Ce texte est basé sur un article que j'ai publié il y a quelques années sur Romeo. L'original était délibérément érotique et stimulant – de nombreux lecteurs m'ont fait savoir qu'il les avait excités. Pour ce blog, j'ai adouci le texte afin de le rendre conforme à la protection des mineurs, sans perdre le caractère particulier de la communication autour des pénis. Si vous souhaitez lire l'original intégral, vous le trouverez sur mon profil Romeo.
Lazy Soul Slow Sex – Une vision de l'intimité au-delà de la fixation anale
Plus l'attirance est intense, plus la première fois est difficile. Beaucoup d'hommes gays connaissent ça : le sexe devient une check-list, une performance, une exécution d'attentes. L'anal est au centre, comme s'il n'y avait pas d'autre forme de connexion.
Je rêve d'une autre rencontre. Non pas sans tête et impétueuse, non pas poussée par la peur de manquer quelque chose.

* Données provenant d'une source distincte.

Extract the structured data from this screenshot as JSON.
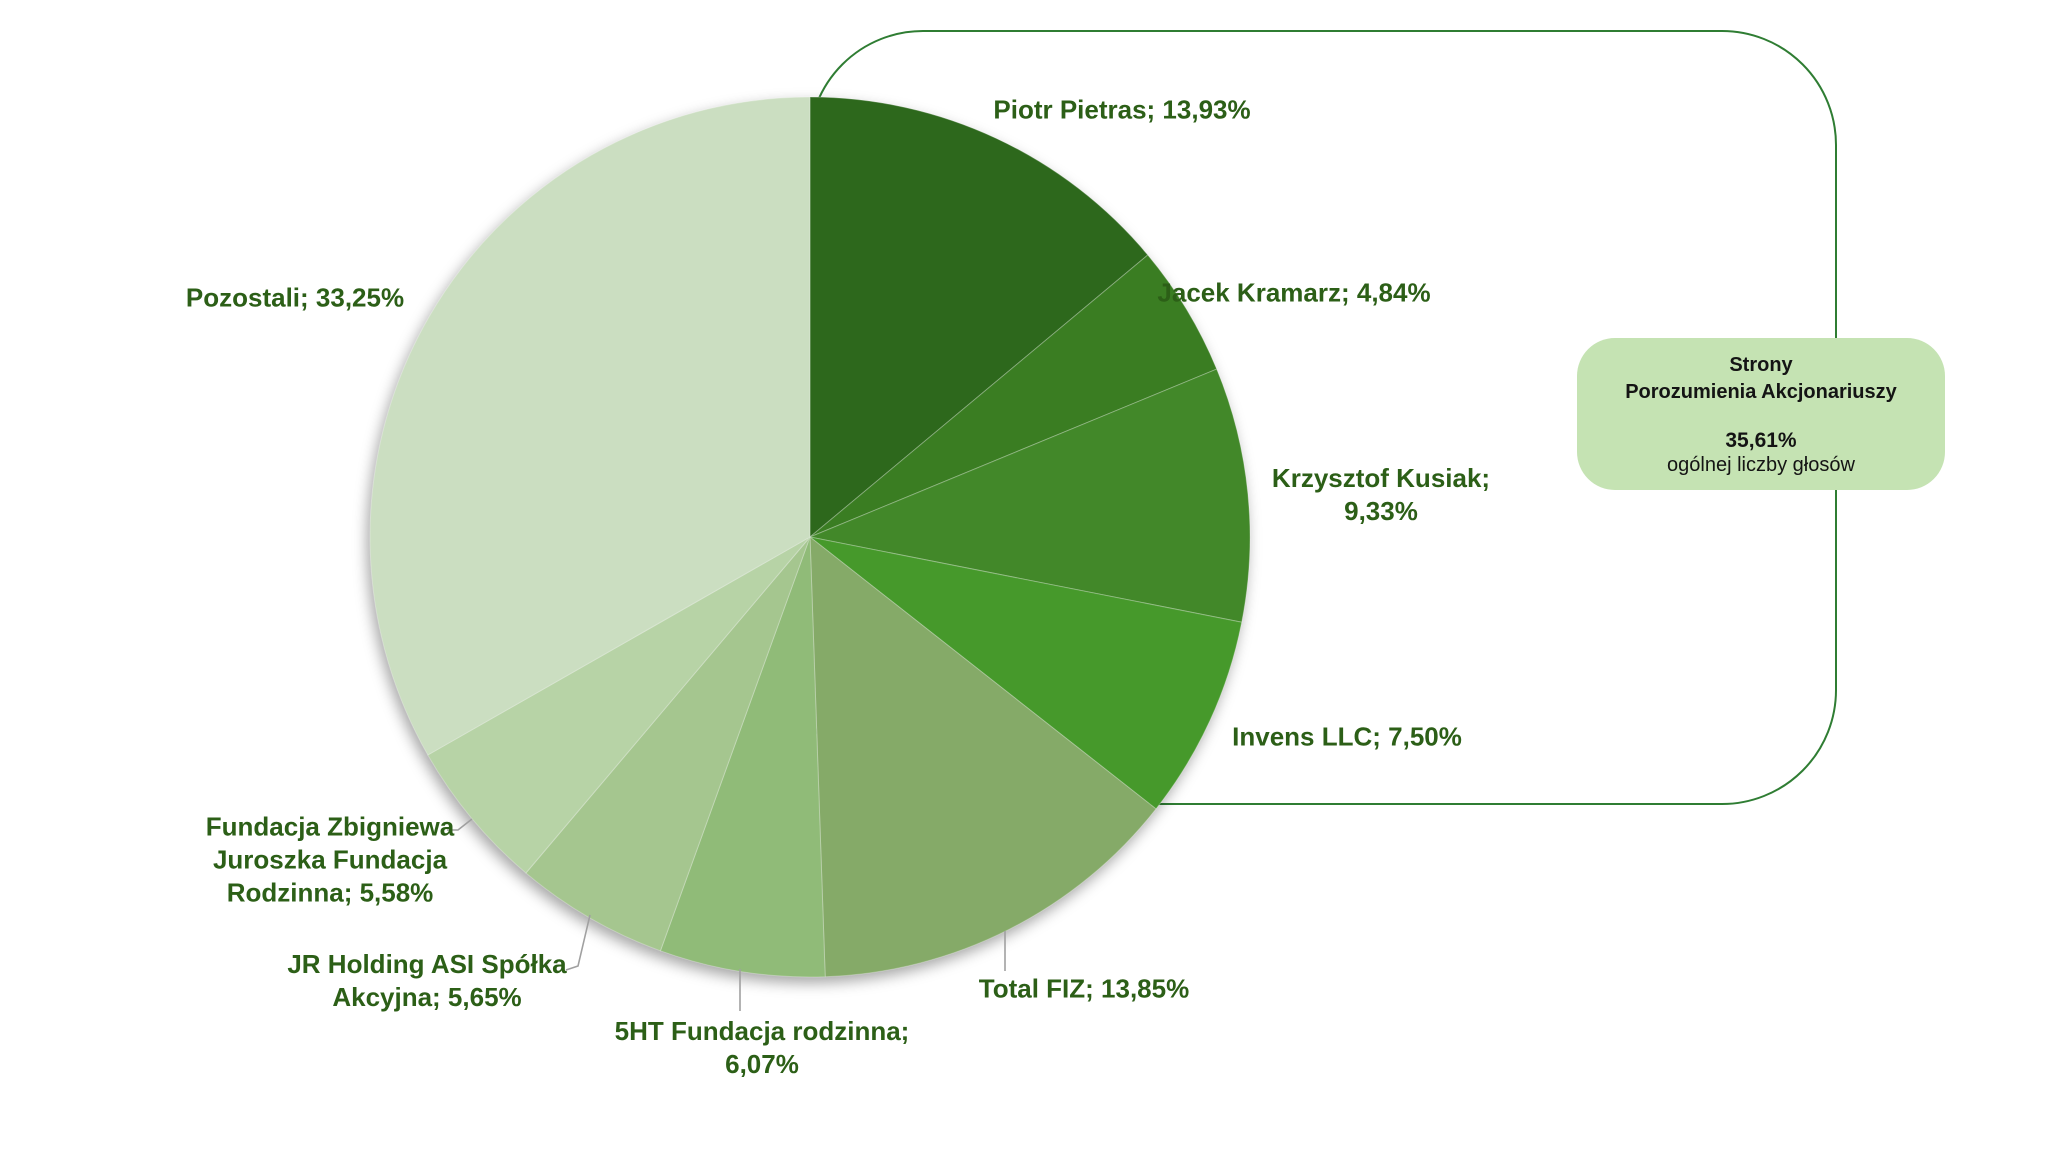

Mais consciente, lente, concentrée sur ce qui nous connecte le plus directement en tant qu'hommes : nos pénis.
La rencontre
Deux hommes se font face. Attirés. Ils se regardent dans les yeux, se touchent le visage, se palpent. Ils se déshabillent pièce par pièce, lentement, sans précipitation. Leur excitation est là, mais elle n'est pas vécue immédiatement. Elle peut grandir, se construire, sans avoir besoin d'être satisfaite tout de suite.
Le Lazy Soul Sex
Les hommes s'allongent nus l'un à côté de l'autre. Mais au lieu de se jeter l'un sur l'autre, ils se distancient d'abord. Ils parlent, ils apaisent leur excitation, ils laissent les sentiments se déposer. Leurs conversations tournent autour du sexe, du désir, de ce qui les excite l'un chez l'autre.
Alors commence le Soul Sex : chacun prend le pénis de l'autre dans sa main. Non pas pour le stimuler. Mais pour le tenir. Lâchement, sans pression, sans mouvement. La main devient une connexion, un pont entre deux hommes.
J'appelle cela le Soul Sex, car je suis convaincu que l'âme d'un homme – s'il y en a une – se trouve dans le pénis. Les hommes ne tiennent donc pas seulement une partie du corps dans leur main. Ils se tiennent l'un l'autre.
Les pénis prennent le dessus
Les pénis commencent leur propre vie. Ils durcissent, ils frémissent, ils en veulent plus. Mais rien de tout cela n'est satisfait. Les hommes restent connectés, leur énergie coule l'un dans l'autre. Ils remarquent : ils sont devenus entièrement pénis. Leur personnalité, leur plaisir, leur désir – tout se concentre dans cette seule partie du corps que l'autre tient dans sa main.
Ainsi, la magie de leurs pénis unit les deux hommes dans leur émotion, leur plaisir et leur désir.
La délivrance
Un jour, les pénis – et les hommes – doivent être délivrés. La manière dont cela se produit est individuelle. Pour moi, ce serait un orgasme intense, bruyant, libérateur, sans honte.
Et après, quand l'hypersensibilité a disparu, chacun reprend le pénis de l'autre dans sa main. Doucement, avec amour, avec gratitude.
Pourquoi cette vision ?
Parce que le sexe gay peut être plus que la pénétration. Parce que les pénis sont la forme de communication la plus directe entre hommes. Parce que la lenteur, la conscience et la connexion peuvent être plus intenses que n'importe quelle performance sauvage.
Le Lazy Soul Slow Sex n'est pas une technique. C'est une attitude.